Most people get promoted because they’re good at what they do. They’re technically strong. Commercially capable. Trusted by clients. Reliable under pressure.
In the early stages of your career, that’s usually enough.
If you’re a lawyer, accountant, surveyor, recruiter or business owner, your success initially comes from your ability to deliver the work itself. You know your craft. People value your expertise. Clients want to work with you.
But then something changes. Your role becomes less about doing the work personally, and more about getting results through other people.
And that’s the point where many capable professionals begin to struggle, not because they lack intelligence or commitment, but because the skills that made them successful up to that point are no longer sufficient on their own.
The missing category of skills
Most people recognise two types of skills at work.
First, there are your technical skills:
- your professional expertise
- your specialist knowledge
- your ability to deliver the work
Second, there are your social skills:
- building rapport
- influencing people
- being likeable and personable
- maintaining relationships
If you work in a client-facing role, chances are your social skills are already well developed. Your clients trust you. You communicate well. You know how to build goodwill and put people at ease.
The problem is that many leaders assume these two sets of skills are enough. They aren’t.
Because there is a third category of skills that becomes critical as organisations grow – and very few people are ever formally taught it.
I’d describe these as professional working skills.
Why social skills alone stop working
This is where things often become uncomfortable.
Many leaders try to manage workplace issues using the same skills they use socially.
- If someone in the team is unhappy, they take them out for lunch.
- If collaboration is poor, they organise drinks or a team-building day.
- If tensions rise, they try to “keep everyone happy”.
Sometimes it helps, but often it doesn’t, because social closeness is not the same thing as having effective professional working relationships.
It can even make certain things harder.
How do you:
- hold someone to account when you’re trying to be their friend?
- challenge poor performance without damaging the relationship?
- make difficult decisions when everybody expects you to be “nice”?
This is where many growing businesses get stuck – the organisation becomes emotionally complicated because people haven’t developed the skills needed to work together clearly and professionally under pressure.
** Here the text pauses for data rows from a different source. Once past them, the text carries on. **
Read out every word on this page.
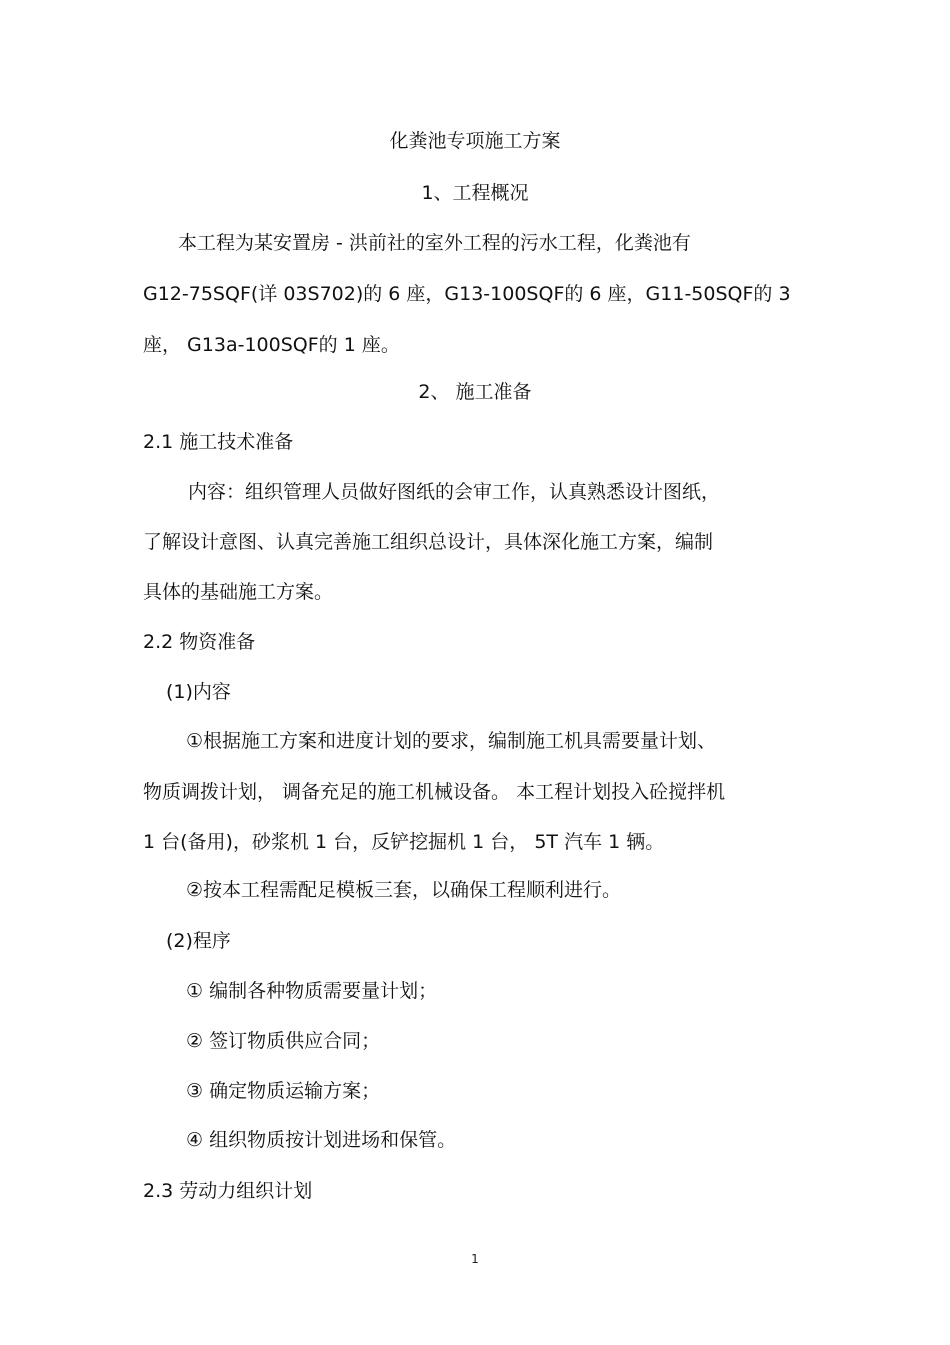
化粪池专项施工方案

1、工程概况

本工程为某安置房 - 洪前社的室外工程的污水工程，化粪池有

G12-75SQF(详 03S702)的 6 座，G13-100SQF的 6 座，G11-50SQF的 3

座， G13a-100SQF的 1 座。

2、 施工准备

2.1 施工技术准备

内容：组织管理人员做好图纸的会审工作，认真熟悉设计图纸，

了解设计意图、认真完善施工组织总设计，具体深化施工方案，编制

具体的基础施工方案。

2.2 物资准备

(1)内容

①根据施工方案和进度计划的要求，编制施工机具需要量计划、

物质调拨计划， 调备充足的施工机械设备。 本工程计划投入砼搅拌机

1 台(备用)，砂浆机 1 台，反铲挖掘机 1 台， 5T 汽车 1 辆。

②按本工程需配足模板三套，以确保工程顺利进行。

(2)程序

① 编制各种物质需要量计划；

② 签订物质供应合同；

③ 确定物质运输方案；

④ 组织物质按计划进场和保管。

2.3 劳动力组织计划

1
The challenge becomes greater as organisations diversify
This issue is even more important now than it was a decade ago. You can no longer assume everybody interprets communication, feedback, accountability or authority in the same way.
And this is where relying purely on charisma or “being good with people” starts to break down.
Because what actually matters is not whether people like each other socially.
It’s whether they understand:
- how to communicate professionally
- how to resolve issues constructively
- how to hold each other to account
- and how to work together effectively even when things are difficult
What strong professional working relationships actually look like
Healthy organisations are not built on everybody being best friends, but on clarity.
People know:
- what is expected of them
- how decisions are made
- how to raise concerns
- how to disagree productively
- how accountability works
- and how to communicate under pressure
This creates trust of a much more durable kind than simple social chemistry.
In fact, ironically, teams where people are not naturally close socially often perform extremely well because they have had to develop explicit agreements about how they will work together.
They cannot rely on goodwill and unspoken assumptions, so they create clarity instead – and clarity endures far better than personality.
The leadership shift most growing businesses need
As your organisation grows, your role as a leader changes fundamentally.
You are no longer simply the expert, the problem-solver or the person everybody likes. Your role becomes creating an environment where people can work together effectively, even under pressure, across differences and without constant intervention from you.
It requires more than technical excellence and social confidence; it requires deliberate professional working disciplines.
Practical questions worth asking yourself
As your business grows, ask yourself:
- Do people in our organisation know how to hold each other to account professionally?
- Are difficult conversations avoided because relationships are too socially entangled?
- Have we made our expectations and ways of working explicit?
- Do managers in the business actually know how to manage performance?
- Are we relying too heavily on personality instead of clarity?
Because the organisations that scale successfully are rarely the ones where everybody gets on socially all the time.
They are the ones where people know how to work together well.
And there’s a big difference between the two.